I’ve been reading a lot of writer’s forums lately and there seems to be a bit of pessimism in the air regarding the state of indie publishing and publishing in general. Mark Coker CEO of Smashwords just came out with his annual predictions for the industry and it does not shine a very bright light. lhttp://blog.smashwords.com/2013/12/2014-book-publishing-industry.html He believes the market has become oversaturated. The enormous sales growth of ebooks that indie authors have enjoyed the last few years may come to a screeching halt. What does this mean for me and all the other indie writers?

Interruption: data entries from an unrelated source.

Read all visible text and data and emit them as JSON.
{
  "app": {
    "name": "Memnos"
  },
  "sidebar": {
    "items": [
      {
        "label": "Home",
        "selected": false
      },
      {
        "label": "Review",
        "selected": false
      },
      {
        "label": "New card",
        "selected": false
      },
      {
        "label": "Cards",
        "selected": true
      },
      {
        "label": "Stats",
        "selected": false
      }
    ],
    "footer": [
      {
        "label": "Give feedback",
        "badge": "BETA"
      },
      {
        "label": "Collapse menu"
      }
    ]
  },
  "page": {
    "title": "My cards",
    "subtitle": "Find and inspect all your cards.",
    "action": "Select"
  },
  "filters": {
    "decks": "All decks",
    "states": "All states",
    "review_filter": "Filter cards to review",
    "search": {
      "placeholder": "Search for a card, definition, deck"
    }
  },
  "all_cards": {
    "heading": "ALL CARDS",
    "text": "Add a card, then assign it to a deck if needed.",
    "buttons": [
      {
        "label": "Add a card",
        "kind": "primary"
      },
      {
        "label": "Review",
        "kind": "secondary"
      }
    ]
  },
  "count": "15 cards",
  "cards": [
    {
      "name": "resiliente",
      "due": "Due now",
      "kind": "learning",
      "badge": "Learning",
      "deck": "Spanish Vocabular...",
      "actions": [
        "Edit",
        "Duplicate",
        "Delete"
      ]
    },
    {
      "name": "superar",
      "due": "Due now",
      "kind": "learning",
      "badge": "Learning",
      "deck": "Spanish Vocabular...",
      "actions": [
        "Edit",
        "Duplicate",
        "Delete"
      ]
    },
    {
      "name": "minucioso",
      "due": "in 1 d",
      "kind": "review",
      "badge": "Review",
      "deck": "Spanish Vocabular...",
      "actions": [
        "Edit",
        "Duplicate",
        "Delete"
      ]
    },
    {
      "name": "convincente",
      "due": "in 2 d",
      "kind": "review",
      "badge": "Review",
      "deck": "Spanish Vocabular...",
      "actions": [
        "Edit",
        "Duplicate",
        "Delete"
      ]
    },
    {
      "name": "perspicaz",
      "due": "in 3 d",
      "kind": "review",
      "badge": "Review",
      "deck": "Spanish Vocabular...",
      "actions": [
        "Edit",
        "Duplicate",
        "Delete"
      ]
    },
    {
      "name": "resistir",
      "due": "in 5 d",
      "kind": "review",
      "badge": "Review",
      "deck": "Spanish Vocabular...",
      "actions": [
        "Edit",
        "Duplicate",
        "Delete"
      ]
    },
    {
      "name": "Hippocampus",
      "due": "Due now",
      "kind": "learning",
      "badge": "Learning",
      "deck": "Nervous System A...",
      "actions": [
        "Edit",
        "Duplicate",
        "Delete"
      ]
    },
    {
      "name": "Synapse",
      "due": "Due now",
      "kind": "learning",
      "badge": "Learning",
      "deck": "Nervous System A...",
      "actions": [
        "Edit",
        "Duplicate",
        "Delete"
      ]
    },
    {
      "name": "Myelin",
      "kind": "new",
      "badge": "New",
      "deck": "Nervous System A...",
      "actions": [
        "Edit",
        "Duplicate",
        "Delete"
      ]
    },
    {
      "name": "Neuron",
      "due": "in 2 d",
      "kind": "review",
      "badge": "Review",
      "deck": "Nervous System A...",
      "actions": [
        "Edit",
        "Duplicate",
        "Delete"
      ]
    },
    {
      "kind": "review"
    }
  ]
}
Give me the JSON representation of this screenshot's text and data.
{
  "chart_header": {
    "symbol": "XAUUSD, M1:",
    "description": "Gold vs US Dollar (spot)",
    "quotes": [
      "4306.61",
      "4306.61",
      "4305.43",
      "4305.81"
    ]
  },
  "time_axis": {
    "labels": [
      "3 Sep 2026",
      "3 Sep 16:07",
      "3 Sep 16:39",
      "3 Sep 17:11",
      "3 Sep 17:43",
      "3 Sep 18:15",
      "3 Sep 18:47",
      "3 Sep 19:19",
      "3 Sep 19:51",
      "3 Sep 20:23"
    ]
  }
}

It is true that my sales have slowed over the last year. When I published my first book nearly four years ago, it was an open market on the internet. Book promotion sites were few and inexpensive to advertise on and I would get tremendous sales from a few small ads. In recent years however, the internet has exploded with reader friendly sites that charge authors huge promotion fees to reach a subpar, book buying audience. Many of these new sites claim the newbie author will see a big jump in sales for an atrocious fee. I have tried a few of these sites out of curiosity and let me tell you, there is almost no return on investment when you have to sell five hundred books to recoup your fee.
So what do we authors do? Giving up the craft is not an option. Either is spending our life savings on advertising. I suggest we just keep at it. If you’re the type of author who cannot stop writing whether you are selling or not, then I say don’t. Keep publishing your books and sending them out into the cyber-world. Who cares if the market is flooded? Who cares if inexperienced authors with terrible books are buying up all the advertising spots? Do the writing because you love the writing. This will give you all the satisfaction you need.
Less than one percent of all published authors make a living solely on books sales. Those who don’t, write for the personal enjoyment. If you’re lucky enough to sell a few books, or many thousands (as I have), rejoice in the fact that total strangers are willingly entering the worlds you created from mere thought. And if you end up selling millions well, you deserve it!